Der Sound der Ärzte auf dem Flughafen Tempelhof ist puristisch und irritierend unambitioniert

Natürlich sprechen die Ärzte nicht nur mit ihrem Publikum, sondern auch untereinander, nach den vielen Jahren des Beisammenseins! Das hat etwas von einer Nummernrevue: Witzchen und Gestöhne über das Alter („Wir spielen nur 25 Minuten“), über Berlin („Kommt gut nach Berlin!“), über die Beatsteaks, den Grafen oder die Toten Hosen („An Abenden wie diesen fragt man sich: Warum kann’s nicht immer so sein?“). Ein Ärzte-Konzert hat inzwischen immer etwas von einer Ärzte-Stand-Up-Comedy. Das muss vermutlich so sein. Denn rockmusikalisch passiert nicht übermäßig viel. Der Sound ist genauso angenehm puristisch wie irritierend unambitioniert. Die Band spielt ihren lockeren Punkrockstiefel – und die Hits, die wirklich alle lauthals mitsingen, neben den genannten zum Beispiel die Antifa-Hymne „Schrei nach Liebe“ oder die Sylt-Eloge „Westerland“.

Nach dem Ende von „Schrei nach Liebe“ verbittet sich Farin Urlaub die „Nazis-raus“-Rufe: Die seien hier nicht nötig, die seien viel wichtiger, wenn die Nazis wieder einmal in Leipzig aufmarschierten, vor dem Völkerschlachtdenkmal.
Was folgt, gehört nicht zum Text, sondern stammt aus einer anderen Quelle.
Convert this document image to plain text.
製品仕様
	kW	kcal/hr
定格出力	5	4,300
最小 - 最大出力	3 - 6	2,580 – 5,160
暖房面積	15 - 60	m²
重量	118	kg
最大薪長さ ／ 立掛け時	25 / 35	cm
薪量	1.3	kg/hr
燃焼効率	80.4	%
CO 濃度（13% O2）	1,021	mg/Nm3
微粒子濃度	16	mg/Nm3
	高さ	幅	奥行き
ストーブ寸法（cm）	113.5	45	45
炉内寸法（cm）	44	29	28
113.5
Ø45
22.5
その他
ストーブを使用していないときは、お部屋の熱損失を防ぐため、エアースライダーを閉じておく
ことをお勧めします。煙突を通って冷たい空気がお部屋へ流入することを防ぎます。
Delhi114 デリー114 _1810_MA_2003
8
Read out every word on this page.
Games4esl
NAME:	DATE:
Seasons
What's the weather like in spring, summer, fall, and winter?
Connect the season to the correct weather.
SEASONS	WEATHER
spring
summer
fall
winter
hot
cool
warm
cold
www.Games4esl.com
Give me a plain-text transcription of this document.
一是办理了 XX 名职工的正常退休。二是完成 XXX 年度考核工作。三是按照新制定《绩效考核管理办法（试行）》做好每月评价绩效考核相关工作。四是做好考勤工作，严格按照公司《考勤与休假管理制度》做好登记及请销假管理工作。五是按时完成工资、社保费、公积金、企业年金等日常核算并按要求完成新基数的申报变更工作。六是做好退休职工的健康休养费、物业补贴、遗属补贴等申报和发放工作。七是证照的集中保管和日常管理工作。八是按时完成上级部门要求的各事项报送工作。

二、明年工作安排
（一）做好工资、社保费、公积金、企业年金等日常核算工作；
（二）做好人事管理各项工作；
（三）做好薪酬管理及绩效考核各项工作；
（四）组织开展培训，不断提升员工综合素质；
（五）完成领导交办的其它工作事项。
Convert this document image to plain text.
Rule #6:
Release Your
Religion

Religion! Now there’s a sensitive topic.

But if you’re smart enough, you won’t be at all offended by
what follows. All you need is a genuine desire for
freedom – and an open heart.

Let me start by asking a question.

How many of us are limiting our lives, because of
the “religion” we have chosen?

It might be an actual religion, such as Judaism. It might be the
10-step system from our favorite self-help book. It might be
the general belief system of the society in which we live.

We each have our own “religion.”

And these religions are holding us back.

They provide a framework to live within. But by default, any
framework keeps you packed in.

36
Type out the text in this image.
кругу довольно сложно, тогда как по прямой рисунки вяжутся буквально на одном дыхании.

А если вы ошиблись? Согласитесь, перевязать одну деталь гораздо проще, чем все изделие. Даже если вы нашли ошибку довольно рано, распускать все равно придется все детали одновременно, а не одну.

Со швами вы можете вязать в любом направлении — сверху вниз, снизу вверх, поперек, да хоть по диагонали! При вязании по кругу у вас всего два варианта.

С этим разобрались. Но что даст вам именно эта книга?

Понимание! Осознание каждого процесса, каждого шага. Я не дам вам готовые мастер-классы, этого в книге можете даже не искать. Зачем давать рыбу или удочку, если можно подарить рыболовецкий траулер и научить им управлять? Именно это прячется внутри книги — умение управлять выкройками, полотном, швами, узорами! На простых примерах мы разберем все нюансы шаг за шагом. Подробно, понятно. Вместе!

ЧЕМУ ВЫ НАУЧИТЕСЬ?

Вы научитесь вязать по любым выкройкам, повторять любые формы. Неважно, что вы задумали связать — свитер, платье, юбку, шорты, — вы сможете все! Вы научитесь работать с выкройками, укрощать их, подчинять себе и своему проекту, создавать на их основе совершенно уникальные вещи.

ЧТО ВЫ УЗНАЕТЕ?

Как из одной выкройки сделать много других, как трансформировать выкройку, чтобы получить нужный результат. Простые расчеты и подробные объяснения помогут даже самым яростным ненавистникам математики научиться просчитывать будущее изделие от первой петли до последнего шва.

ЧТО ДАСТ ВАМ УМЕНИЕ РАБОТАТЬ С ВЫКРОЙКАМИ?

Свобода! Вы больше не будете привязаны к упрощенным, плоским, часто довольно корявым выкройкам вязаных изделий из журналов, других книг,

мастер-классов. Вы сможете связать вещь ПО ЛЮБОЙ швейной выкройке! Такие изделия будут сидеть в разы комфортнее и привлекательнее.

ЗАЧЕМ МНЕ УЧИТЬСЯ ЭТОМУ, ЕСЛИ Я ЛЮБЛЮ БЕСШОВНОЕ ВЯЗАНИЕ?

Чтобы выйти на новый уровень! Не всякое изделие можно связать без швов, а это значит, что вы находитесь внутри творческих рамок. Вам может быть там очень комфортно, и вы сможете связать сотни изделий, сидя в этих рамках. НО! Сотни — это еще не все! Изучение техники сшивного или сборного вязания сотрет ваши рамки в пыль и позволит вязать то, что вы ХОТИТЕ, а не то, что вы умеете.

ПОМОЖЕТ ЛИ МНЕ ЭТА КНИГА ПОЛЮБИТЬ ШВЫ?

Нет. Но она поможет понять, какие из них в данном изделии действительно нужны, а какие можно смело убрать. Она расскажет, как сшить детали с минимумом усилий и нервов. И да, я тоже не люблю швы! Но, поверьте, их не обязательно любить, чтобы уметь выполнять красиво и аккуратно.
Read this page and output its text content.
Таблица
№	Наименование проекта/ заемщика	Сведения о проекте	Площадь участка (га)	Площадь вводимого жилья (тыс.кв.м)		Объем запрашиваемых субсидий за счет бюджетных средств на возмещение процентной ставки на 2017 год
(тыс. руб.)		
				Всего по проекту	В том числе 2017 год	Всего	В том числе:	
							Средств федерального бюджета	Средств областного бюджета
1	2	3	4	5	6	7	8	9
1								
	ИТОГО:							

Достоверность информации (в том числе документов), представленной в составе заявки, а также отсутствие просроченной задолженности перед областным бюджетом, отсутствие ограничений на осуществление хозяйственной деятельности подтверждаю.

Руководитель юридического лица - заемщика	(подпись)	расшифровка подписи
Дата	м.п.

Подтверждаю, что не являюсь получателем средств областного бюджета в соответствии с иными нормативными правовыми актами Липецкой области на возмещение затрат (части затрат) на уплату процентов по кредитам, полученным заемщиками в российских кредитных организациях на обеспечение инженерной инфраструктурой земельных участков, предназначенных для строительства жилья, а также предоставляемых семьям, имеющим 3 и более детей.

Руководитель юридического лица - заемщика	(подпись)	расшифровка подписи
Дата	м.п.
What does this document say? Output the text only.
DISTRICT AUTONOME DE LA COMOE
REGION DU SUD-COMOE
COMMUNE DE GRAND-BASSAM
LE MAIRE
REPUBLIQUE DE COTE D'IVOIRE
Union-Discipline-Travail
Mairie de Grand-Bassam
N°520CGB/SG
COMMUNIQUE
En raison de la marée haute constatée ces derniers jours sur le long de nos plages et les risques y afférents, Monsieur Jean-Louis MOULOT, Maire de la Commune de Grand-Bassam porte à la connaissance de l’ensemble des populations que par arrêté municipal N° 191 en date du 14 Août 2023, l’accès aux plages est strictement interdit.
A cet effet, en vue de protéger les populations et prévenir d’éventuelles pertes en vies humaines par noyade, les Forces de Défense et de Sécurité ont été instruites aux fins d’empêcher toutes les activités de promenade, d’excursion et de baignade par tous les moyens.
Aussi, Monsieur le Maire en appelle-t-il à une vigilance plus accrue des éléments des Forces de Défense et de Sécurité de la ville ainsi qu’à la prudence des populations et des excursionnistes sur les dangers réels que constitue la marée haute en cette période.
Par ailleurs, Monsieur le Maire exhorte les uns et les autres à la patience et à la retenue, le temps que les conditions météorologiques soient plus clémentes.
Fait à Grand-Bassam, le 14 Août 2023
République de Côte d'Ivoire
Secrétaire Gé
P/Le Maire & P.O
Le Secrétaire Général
Nicht, dass die Ärzte so etwas übermäßig ausstellen wollten, wie etwa die viel sendungsbewussteren Toten Hosen – aber so viel politische Korrektheit muss bei aller Selbstironie, allem Laissez-Faire, aller sonstigen Spöttelei drin sein (wie auch später ein Aufruf von Bela B., das Pfand für den einen oder anderen Bierbecher einer Öko-Organisation zu spenden).

Hinter der Lässigkeit der Ärzte steckt harte Arbeit

Man könnte auch sagen: Die Ärzte, ein ewiges Sommermärchen – so wie es dem Land mit der Fußball-WM 2006 kurz widerfuhr. In der Lockerheit, der vermeintlichen Unernsthaftigkeit, der Unschwitzigkeit, dem Witz dieser Band können sich offenbar viele spiegeln und wiederfinden. Dass hinter der Lässigkeit viel Arbeit steckt, merkt man kurz vor dem – auf die Minute um 20.30 Uhr pünktlichen – Beginn des Konzert: Auf den Bühnenleinwänden wird die im September erscheinende Ärzte-Live-DVD „Die Nacht der Dämonen“ beworben. Und beim Herausgehen und Umrunden des Flughafengeländes sind die „Nacht-der-Dämonen“-Plakate auch nicht zu übersehen. Von den Ärzten lernen heißt nicht nur siegen, sondern auch verkaufen zu lernen – was nichts daran ändert, dass es im Ressort „Popmusik aus Deutschland“ nicht so viel Besseres gibt, als die Ärzte zu sehen und zu hören.